The Early History of Harvard University
Harvard University, which celebrated its 350th anniversary in 1986, is the oldest institution of higher learning in the United States. Founded 16 years after the arrival of the Pilgrims at Plymouth, the University has grown from nine students with a single master to an enrollment of more than 18,000 degree candidates, including undergraduates and students in 10 principal academic units. An additional 13,000 students are enrolled in one or more courses in the Harvard Extension School. Over 14,000 people work at Harvard, including more than 2,000 faculty. There are also 7,000 faculty appointments in affiliated teaching hospitals.
Seven presidents of the United States – John Adams, John Quincy Adams, Theodore and Franklin Delano Roosevelt, Rutherford B. Hayes, John Fitzgerald Kennedy and George W. Bush – were graduates of Harvard. Its faculty have produced more than 40 Nobel laureates.
Harvard College was established in 1636 by vote of the Great and General Court of the Massachusetts Bay Colony and was named for its first benefactor, John Harvard of Charlestown, a young minister who, upon his death in 1638, left his library and half his estate to the new institution. Harvard's first scholarship fund was created in 1643 with a gift from Ann Radcliffe, Lady Mowlson.
During its early years, the College offered a classic academic course based on the English university model but consistent with the prevailing Puritan philosophy of the first colonists. Although many of its early graduates became ministers in Puritan congregations throughout New England, the College was never formally affiliated with a specific religious denomination. An early brochure, published in 1643, justified the College's existence: "To advance Learning and perpetuate it to Posterity; dreading to leave an illiterate Ministry to the Churches."
The 1708 election of John Leverett, the first president who was not also a clergyman, marked a turning of the College toward intellectual independence from Puritanism. As the College grew in the 18th and 19th centuries, the curriculum was broadened, particularly in the sciences, and the College produced or attracted a long list of famous scholars, including Henry Wadsworth Longfellow, James Russell Lowell, William James, the elder Oliver Wendell Holmes, Louis Agassiz, and Gertrude Stein.
Charles W. Eliot, who served as president from 1869 to 1909, transformed the relatively small provincial institution into a modern university.
During his tenure, the Law and Medical schools were revitalized, and the graduate schools of Business, Dental Medicine, and Arts and Sciences were established. Enrollment rose from 1,000 to 3,000 students, the faculty grew from 49 to 278, and the endowment increased from $2.3 million to $22.5 million. It was under Eliot's watch that Radcliffe College was established. In the 1870s a group of women closely linked to Harvard faculty were exploring ways to make higher education more accessible to women.
One of this group, Stella S. Gilman, was married to historian and educator Arthur Gilman. In 1878, at the urging of his wife, Gilman proposed the foundation of a college for women to President Eliot. Eliot approved, and seven women were chosen to design the new institution. Among them were Stella Gilman, Alice Mary "Grave Alice" Longfellow, a daughter of the famous poet, and Elizabeth Cary Agassiz, the widow of renowned naturalist Louis Agassiz. In 1879, the "Harvard Annex" for women's instruction by Harvard faculty began operations. And in 1894 the Annex was chartered by the Commonwealth of Massachusetts as Radcliffe College, with Elizabeth Cary Agassiz as its first president.

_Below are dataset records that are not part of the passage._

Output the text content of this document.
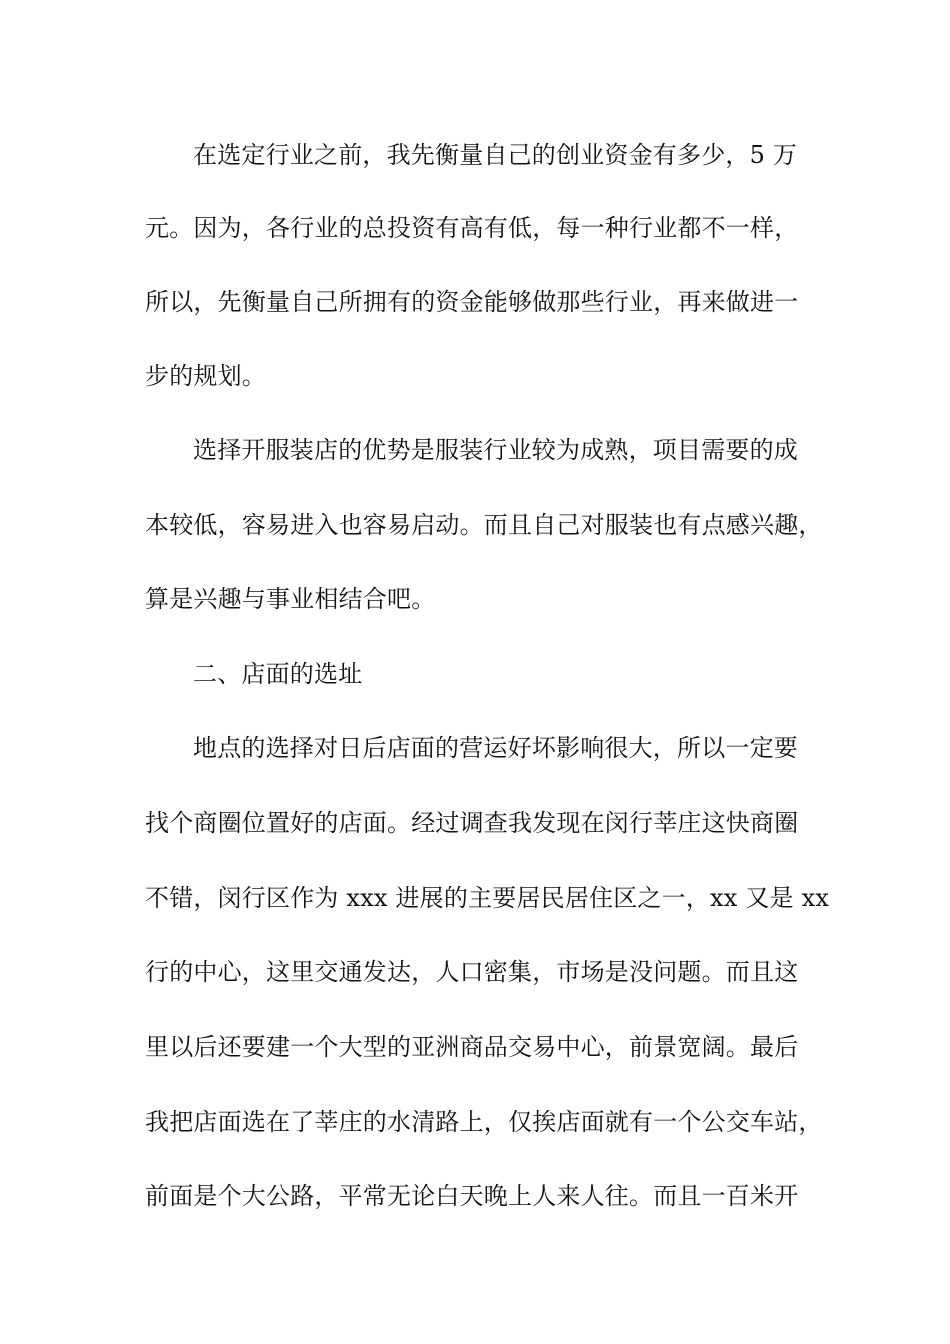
在选定行业之前，我先衡量自己的创业资金有多少，5 万
元。因为，各行业的总投资有高有低，每一种行业都不一样，
所以，先衡量自己所拥有的资金能够做那些行业，再来做进一
步的规划。
选择开服装店的优势是服装行业较为成熟，项目需要的成
本较低，容易进入也容易启动。而且自己对服装也有点感兴趣，
算是兴趣与事业相结合吧。
二、店面的选址
地点的选择对日后店面的营运好坏影响很大，所以一定要
找个商圈位置好的店面。经过调查我发现在闵行莘庄这快商圈
不错，闵行区作为 xxx 进展的主要居民居住区之一，xx 又是 xx
行的中心，这里交通发达，人口密集，市场是没问题。而且这
里以后还要建一个大型的亚洲商品交易中心，前景宽阔。最后
我把店面选在了莘庄的水清路上，仅挨店面就有一个公交车站，
前面是个大公路，平常无论白天晚上人来人往。而且一百米开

Under Harvard President A. Lawrence Lowell (1909-33), the undergraduate course of study was redesigned to ensure students a liberal education through concentration in a single field with distribution of course requirements among other disciplines. Today, 51 fields of concentration are offered to Harvard College students. The tutorial system, also introduced by Lowell and still a distinctive feature of a Harvard education, offers undergraduates informal specialized instruction in their fields.
One of Lowell's most significant accomplishments was the House Plan, which provides undergraduates with a small-college atmosphere within the larger university. After being housed in or near Harvard Yard during freshman year, students go to one of 12 Houses in which to live for the remainder of their undergraduate careers. (A 13th House is designed for nonresident students.) Each House has a resident master and a staff of tutors, as well as a dining hall and library, and maintains an active schedule of athletic, social, and cultural events.